Now, let’s look into the “unhappiness sector” of your loved one. Your spouse may say that “everything is your fault”, but they don’t know any better and blame you for things that have nothing to do with you.

Instead of judging them, take a look at how they live and what they are going through. If there is some kind of PAIN involved (job, kids, parents, car accident, etc), the person may start feeling helpless and terrified of the whole situation on a really deep level.

As a result, they “change” quite a bit and may start being “cold” toward you.

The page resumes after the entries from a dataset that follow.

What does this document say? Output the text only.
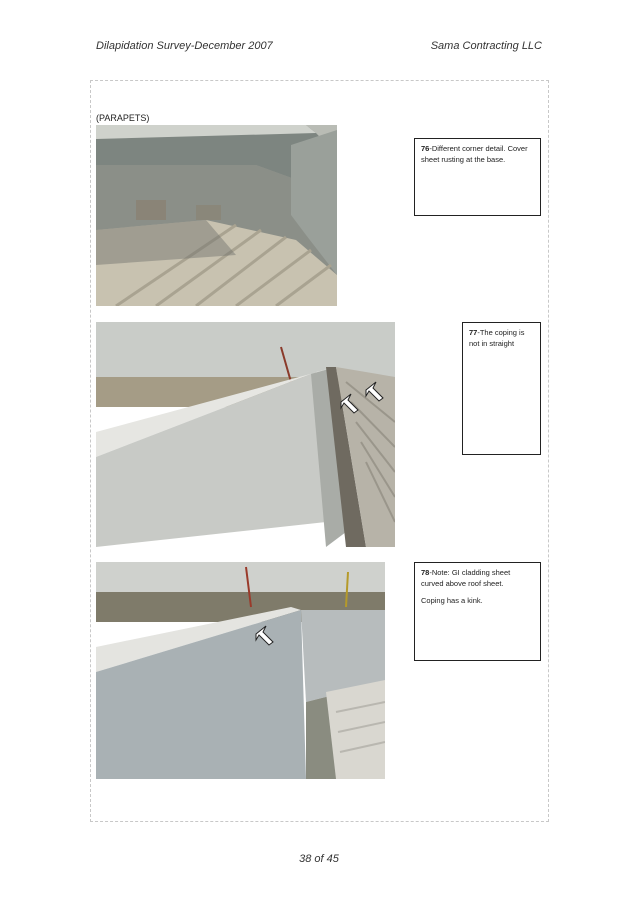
Dilapidation Survey-December 2007	Sama Contracting LLC
(PARAPETS)
76-Different corner detail. Cover sheet rusting at the base.
77-The coping is not in straight

78-Note: GI cladding sheet curved above roof sheet.

Coping has a kink.

38 of 45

Of course, there is not much you can do about this, but understanding what is going on will help YOU relax a bit and start looking for solutions.

Solution #1.

First, you definitely want to try to see if everything is NOT lost and you can rebuild the “sparkle” you once had! This means that you will have to do some digging and try to discover YOUR inner pains as well.

Talking to your spouse or a partner about it may not always work and they may even end up “deeper” in their “UNHAPPINESS PUZZLE”. It is not a bad idea to get your friends or family to talk to them, and if that doesn’t help, a good marriage counselor could help your out.

A counselor is the “outside” person that they may feel more comfortable with (in fact it is very common to hear very personal things from strangers since they don’t really care about you).

If you decide to take this route, make sure that your therapist specializes in couple (marriage) counseling.

Solution #2.

The next thing you may want to take a look at is your own happiness. After all, if you cannot handle it anymore, maybe it’s a good idea to let go before your health starts deteriorating…

Yes, sometimes it’s a problem if our “loved one” emotionally IGNORES us for quite a while because then we are starting to get totally cold about this relationship as well. This is especially true if infidelity was involved.

Here is some good information on how to cope with this one. If something doesn’t work (or you no longer want to make it work), maybe it’s better for both of you to move on!

Although it doesn’t mean that you have to hate your partner or spouse. A little kindness can go a long way…

Life is hard and not everyone can handle it well, so please be understanding

Yes, you probably feel hurt and lonely, but your heart is beating in harmony with the WHOLE Universe and you are a part of a lot larger plan than just any single relationship.

NOTHING in this world should disturb your inner peace and confidence! People come and go.

If you can’t help them, maybe someone else can…

Also, don’t be too shy to express your true feelings, but only do so ONLY around people that can handle it.

It may NOT be your spouse or partner at this moment, but a good friend, a total stranger, or a professional counselor could help you cope with the emotional part of the breakup.

Don’t feel bad or guilty for initiating a breakup due to the fact that you are a human being yourself and cannot handle too much pressure as well.

Live is an ever-changing scenery and you never what the future holds.

Regardless of how your spouse reacts, maybe they need some “time out” to learn how to cope with their feelings and handle their emotions properly. Let this situation NOT be an emotional breakdown, but an opportunity to grow for both of you.